Before cardioversion, the estimated duration of the arrhythmia was less than one month in 52% of the patients and more than one month in 48%. Only 2 patients had been in atrial fibrillation for more than one year. At the one month follow-up, 22 patients (33%) had recurrence of atrial fibrillation or atrial flutter. Pre-cardioversion CRP levels were associated with arrhythmia recurrence, even after adjusting for age, gender, and duration of arrhythmia. Other univariate predictors of arrhythmia recurrence included a higher pre-cardioversion mean heart rate, pre-cardioversion use of class 1C antiarrhythmic drugs, or calcium channel blockers. An increase in the frequency of recurrent arrhythmia was also noted among patients discharged on nondihydropyridine channel blockers. A trend towards less arrhythmia recurrence was seen among patients discharged on beta blockers. Interestingly, Malouf and colleagues report that left ventricular ejection fraction, the presence of valvular heart disease, pre-conversion usage of angiotensin receptor blockers, angiotensin converting enzyme inhibitors, amiodarone, sotalol, and digoxin were not predictors of recurrence. Unfortunately, the influence of any post-discharge antiarrhythmic drugs is not clearly reported. On multivariate analysis, pre-cardioversion CRP was the only independent predictor of recurrence, with an odds ratio of 2.19 (95% confidence interval 1.05 to 4.55; P = 0.036). Malouf et al suggest that their data, indicating that high levels of CRP are associated with an increased risk of recurrence, support the concept that systemic inflammation is important for the pathogenesis of atrial fibrillation.

Commentary

This is an interesting report that, although it does not provide definite data, should lead to further studies investigating the role of inflammation in the pathogenesis and maintenance of atrial fibrillation. There has been increasing interest in the role of the atrial endocardium in atrial fibrillation, and inflammation is one of the possible factors that might promote changes which favor atrial fibrillation.

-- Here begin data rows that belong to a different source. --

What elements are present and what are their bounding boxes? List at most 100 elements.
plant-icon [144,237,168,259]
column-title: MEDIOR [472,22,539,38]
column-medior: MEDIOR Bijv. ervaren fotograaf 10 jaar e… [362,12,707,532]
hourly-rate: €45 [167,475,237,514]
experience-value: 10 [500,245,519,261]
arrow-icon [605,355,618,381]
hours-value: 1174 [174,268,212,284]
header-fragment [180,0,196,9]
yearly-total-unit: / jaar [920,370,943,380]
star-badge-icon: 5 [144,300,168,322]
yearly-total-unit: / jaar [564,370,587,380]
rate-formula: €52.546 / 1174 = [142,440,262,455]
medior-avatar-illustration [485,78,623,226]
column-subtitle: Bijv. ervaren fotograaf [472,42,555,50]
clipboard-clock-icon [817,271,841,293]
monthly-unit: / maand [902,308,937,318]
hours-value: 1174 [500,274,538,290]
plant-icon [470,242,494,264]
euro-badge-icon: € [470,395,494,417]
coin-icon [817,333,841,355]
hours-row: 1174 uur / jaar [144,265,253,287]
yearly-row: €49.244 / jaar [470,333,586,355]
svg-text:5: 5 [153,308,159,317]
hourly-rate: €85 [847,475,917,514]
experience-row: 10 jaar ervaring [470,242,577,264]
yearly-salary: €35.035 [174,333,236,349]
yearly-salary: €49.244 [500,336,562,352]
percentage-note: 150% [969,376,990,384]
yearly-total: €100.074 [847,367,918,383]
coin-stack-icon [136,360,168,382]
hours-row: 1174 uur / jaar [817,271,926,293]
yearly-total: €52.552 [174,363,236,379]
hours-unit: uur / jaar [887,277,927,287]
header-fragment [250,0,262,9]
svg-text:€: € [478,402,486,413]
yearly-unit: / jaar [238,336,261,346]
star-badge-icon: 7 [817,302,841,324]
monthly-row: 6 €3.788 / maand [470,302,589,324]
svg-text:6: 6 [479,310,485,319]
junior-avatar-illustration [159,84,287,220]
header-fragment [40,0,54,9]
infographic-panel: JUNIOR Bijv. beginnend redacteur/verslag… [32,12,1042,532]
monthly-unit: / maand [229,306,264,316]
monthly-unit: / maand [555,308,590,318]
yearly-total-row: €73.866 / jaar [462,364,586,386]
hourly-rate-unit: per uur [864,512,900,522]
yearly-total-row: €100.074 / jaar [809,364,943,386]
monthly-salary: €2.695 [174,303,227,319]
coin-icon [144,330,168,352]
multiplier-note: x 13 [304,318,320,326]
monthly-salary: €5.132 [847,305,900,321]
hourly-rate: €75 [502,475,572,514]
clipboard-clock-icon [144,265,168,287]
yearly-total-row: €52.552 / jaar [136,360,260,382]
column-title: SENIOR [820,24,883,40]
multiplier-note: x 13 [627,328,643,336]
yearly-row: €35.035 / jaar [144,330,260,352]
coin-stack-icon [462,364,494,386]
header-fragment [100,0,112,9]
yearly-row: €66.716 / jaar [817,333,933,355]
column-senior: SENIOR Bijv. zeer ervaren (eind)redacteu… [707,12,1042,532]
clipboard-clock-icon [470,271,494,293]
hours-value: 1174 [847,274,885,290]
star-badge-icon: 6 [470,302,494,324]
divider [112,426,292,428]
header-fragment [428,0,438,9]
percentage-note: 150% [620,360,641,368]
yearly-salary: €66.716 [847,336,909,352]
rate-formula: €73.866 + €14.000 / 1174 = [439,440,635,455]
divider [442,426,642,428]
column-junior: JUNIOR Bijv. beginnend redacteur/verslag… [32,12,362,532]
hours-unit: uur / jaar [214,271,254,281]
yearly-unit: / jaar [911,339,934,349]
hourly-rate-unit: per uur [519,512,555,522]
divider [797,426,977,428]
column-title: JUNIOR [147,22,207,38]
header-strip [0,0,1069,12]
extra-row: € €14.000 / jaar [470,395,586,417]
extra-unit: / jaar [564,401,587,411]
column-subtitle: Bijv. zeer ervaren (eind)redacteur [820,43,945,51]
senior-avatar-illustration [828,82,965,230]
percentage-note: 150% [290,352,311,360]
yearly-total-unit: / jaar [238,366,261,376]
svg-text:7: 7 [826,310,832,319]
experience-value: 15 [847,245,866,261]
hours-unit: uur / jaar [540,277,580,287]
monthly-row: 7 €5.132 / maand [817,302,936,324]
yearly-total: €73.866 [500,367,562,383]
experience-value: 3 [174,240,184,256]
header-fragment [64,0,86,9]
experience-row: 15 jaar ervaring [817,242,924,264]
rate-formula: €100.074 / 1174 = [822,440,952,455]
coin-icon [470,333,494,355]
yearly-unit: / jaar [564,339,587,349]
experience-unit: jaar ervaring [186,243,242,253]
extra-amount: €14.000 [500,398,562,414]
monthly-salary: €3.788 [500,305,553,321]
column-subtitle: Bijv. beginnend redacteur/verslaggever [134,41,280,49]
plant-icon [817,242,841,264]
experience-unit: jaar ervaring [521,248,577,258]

The major limitation in this study is the very large number of variables examined in a relatively small population. Numerous, large studies of antiarrhythmic therapy have shown that sotalol, amiodarone, or other antiarrhythmic drugs are more effective than placebo in preventing recurrences of atrial fibrillation. Malouf et al report that there was not a relationship with amiodarone or sotalol therapy, but it seems likely that most patients were discharged on antiarrhythmics, and the study was not large enough to differentiate between 2 effective agents. The same logic may well pertain to this study's inability to show an effect from angiotensin receptor blockers and angiotensin converting enzyme inhibitors, agents shown to help prevent recurrent atrial fibrillation in other reports. One would anticipate that many of the patients were discharged on these agents and, therefore, one could not see whether these truly had an effect on recurrence.

We must also remember that merely identifying a risk factor for an adverse clinical outcome does not always mean that treatment directed against the risk factor will produce benefit. However, the observations here, and in other studies, seem promising and should lead to the next level of clinical trials.